An Illusion Review by Joan Ellis


            What can I say? On Friday nights a while back our family watched Clint Eastwood play Rowdy Yates on Rawhide while two small boys wearing chaps rode their red rocking horse across the kitchen floor. Tell me it wasn't fifty years ago. One thing is sure: our hero has never disappointed us. As innovator and explorer he has directed and acted in many enduring movies that have often challenged both the audience and the prevailing culture. And now, here we all are watching his new movie and wondering at this tricky point in life whether there is or isn't a Hereafter. Though Clint Eastwood is far too smart even to suggest an answer, he has assembled a cast of terrific professionals to explore the question.
            In one of the sharpest openings in movie memory Director Eastwood starts with a prolonged view of a devastating tsunami. The fact that the very sight of it makes us go rigid is surely due to the actual recent fact of it. Several hundred thousand deaths by one wave erased forever our comfortable assumption that tsunamis are figments of science fiction. Now frozen in our chairs, we watch an exploration of mortality that is by turns intriguing and disappointing, ending finally in something of a fizzle. But that's the same fizzle we live with as we confront our own mortality. We can comfort ourselves with the certainty that if Eastwood had satisfied us with a movie solution, we would have called him a fraud.
            While the cast is not uniformly strong, the three leads are memorable for their skill and for understatement of a dramatic subject. Each has been touched by death. Marie LeLay (Cecile de France) is a Parisian television journalist who survives the tsunami and is haunted both by what she has seen and by what she has imagined. In London, Marcus (twins, Frankie and George McClaren) has lost his brother Jason to an accident. The two had been a survival team in the face of their mother's crippling addiction. In San Francisco, George for a time made a living from his psychic ability to get in touch with those in the Hereafter. Blindsided by the emotional complications that accompanied his gift, he becomes a heavy equipment operator; but those who need him find him.
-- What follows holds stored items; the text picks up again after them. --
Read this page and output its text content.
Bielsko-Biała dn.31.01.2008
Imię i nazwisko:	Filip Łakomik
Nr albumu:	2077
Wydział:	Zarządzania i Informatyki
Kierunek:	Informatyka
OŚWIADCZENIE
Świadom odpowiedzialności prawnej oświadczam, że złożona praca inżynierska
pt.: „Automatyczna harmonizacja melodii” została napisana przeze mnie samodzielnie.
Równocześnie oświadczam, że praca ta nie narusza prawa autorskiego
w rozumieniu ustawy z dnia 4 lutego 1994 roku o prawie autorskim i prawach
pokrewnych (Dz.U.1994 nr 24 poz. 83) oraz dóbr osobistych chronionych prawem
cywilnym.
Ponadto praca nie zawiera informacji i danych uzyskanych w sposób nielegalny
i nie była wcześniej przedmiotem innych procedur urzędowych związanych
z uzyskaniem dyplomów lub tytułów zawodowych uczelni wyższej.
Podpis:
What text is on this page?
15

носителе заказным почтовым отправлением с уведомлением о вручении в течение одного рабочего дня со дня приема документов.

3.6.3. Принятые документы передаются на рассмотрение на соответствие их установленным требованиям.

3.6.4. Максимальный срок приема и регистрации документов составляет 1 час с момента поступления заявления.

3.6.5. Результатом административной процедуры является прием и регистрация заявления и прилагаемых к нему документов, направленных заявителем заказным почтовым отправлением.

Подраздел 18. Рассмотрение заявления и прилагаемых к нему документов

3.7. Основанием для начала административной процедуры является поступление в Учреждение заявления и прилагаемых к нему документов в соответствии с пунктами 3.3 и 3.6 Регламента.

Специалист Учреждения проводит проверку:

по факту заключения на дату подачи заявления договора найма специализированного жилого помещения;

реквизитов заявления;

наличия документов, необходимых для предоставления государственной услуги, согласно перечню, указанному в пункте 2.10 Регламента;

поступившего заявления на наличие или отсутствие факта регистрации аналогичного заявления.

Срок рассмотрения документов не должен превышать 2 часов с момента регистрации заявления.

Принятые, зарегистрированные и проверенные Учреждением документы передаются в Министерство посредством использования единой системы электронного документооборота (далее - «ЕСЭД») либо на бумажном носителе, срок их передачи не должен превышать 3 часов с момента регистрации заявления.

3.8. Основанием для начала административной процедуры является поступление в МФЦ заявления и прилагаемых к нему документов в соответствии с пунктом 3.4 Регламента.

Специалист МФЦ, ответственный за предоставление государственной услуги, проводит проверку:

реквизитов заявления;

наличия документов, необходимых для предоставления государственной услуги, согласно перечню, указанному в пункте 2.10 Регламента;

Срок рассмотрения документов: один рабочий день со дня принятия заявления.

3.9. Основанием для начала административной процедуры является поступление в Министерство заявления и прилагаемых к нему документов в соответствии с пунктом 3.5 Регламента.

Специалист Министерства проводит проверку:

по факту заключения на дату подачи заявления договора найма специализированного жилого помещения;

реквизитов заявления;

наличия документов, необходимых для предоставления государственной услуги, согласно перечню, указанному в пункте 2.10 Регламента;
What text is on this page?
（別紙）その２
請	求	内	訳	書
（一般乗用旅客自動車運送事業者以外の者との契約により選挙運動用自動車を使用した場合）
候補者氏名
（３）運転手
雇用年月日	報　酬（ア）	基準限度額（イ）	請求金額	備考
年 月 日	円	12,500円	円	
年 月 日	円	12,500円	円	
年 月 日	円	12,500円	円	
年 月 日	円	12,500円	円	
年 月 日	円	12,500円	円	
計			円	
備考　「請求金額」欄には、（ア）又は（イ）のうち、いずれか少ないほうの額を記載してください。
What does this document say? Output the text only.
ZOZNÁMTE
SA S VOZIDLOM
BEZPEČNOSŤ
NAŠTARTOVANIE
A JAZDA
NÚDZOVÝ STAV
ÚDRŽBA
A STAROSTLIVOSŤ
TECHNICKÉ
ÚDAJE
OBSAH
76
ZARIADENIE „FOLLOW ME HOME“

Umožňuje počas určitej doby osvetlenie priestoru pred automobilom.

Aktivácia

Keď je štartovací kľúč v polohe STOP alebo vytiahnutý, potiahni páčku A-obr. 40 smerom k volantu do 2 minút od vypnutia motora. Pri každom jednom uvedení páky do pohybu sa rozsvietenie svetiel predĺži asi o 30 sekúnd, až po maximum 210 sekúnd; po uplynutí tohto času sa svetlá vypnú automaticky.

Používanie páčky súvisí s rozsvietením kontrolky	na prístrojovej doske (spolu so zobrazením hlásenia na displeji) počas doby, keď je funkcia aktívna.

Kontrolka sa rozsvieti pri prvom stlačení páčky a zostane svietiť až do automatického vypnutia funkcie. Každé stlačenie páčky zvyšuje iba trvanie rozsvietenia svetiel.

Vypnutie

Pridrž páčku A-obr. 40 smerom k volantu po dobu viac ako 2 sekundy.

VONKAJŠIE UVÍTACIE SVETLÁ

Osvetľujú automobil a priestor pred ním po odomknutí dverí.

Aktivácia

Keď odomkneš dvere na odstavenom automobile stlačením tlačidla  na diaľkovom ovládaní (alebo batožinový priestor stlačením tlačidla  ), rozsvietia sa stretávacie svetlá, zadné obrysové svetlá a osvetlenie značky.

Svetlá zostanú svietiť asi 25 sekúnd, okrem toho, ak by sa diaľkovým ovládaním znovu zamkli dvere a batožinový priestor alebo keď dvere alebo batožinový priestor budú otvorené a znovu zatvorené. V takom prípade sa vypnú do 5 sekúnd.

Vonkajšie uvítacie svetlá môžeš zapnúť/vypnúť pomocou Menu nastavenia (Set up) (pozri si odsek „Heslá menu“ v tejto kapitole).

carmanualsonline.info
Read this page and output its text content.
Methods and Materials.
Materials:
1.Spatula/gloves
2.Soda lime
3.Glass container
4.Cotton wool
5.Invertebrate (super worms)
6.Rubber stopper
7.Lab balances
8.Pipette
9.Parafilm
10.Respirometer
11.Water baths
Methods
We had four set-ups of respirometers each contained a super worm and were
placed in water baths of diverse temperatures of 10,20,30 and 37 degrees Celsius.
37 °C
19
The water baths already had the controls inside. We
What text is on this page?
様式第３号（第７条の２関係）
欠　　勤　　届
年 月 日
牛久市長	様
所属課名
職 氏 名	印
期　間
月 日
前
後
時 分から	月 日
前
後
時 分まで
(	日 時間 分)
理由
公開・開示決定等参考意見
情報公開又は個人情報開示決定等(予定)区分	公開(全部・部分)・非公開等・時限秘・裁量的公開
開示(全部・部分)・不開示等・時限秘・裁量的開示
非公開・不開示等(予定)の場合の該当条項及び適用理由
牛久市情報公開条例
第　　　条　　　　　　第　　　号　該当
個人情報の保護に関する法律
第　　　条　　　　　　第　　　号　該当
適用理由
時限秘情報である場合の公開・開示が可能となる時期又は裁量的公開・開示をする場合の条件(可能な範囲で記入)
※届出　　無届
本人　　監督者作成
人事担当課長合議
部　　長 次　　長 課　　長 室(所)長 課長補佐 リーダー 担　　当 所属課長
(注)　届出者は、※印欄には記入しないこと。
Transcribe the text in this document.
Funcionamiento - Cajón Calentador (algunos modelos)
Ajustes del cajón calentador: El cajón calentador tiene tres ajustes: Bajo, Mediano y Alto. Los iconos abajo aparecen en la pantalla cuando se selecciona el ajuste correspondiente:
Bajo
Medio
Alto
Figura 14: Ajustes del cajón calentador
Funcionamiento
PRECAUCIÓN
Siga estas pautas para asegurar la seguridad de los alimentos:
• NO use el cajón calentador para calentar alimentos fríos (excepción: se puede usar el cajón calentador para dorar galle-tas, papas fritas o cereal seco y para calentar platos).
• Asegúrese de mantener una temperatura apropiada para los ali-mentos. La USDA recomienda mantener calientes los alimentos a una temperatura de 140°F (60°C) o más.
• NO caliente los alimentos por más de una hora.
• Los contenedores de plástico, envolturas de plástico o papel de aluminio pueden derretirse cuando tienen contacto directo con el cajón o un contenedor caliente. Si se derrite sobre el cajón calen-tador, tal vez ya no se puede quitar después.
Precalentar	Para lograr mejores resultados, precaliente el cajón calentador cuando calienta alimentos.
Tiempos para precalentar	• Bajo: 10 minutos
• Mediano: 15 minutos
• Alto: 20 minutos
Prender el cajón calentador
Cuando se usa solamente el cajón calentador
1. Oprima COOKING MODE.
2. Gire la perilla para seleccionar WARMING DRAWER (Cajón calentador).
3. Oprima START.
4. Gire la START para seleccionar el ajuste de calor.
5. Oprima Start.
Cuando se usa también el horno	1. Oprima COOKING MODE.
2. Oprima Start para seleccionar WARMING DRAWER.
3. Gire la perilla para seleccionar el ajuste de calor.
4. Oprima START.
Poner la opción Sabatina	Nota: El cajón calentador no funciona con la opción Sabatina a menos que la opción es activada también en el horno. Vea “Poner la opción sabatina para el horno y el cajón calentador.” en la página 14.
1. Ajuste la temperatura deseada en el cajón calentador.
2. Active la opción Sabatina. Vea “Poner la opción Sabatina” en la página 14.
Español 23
            Frankie and George McLaren's joint creation of the small, bewildered, sad, and ultimately strong little boy is the standout performance in the film. Cecile de France's Marie is especially refreshing because she is no Hollywood cardboard cutout. Instead, she is unpredictable and charming in her confusion.
            All this leads us to the final fizzle. The three stories are pulled together in a silly set of contrived coincidences where we are simply abandoned without resolution. But, true to his western code, Clint Eastwood knows that as much as we'd all like to believe in some form of the Hereafter, neither he nor the rest of us will ever know until it happens.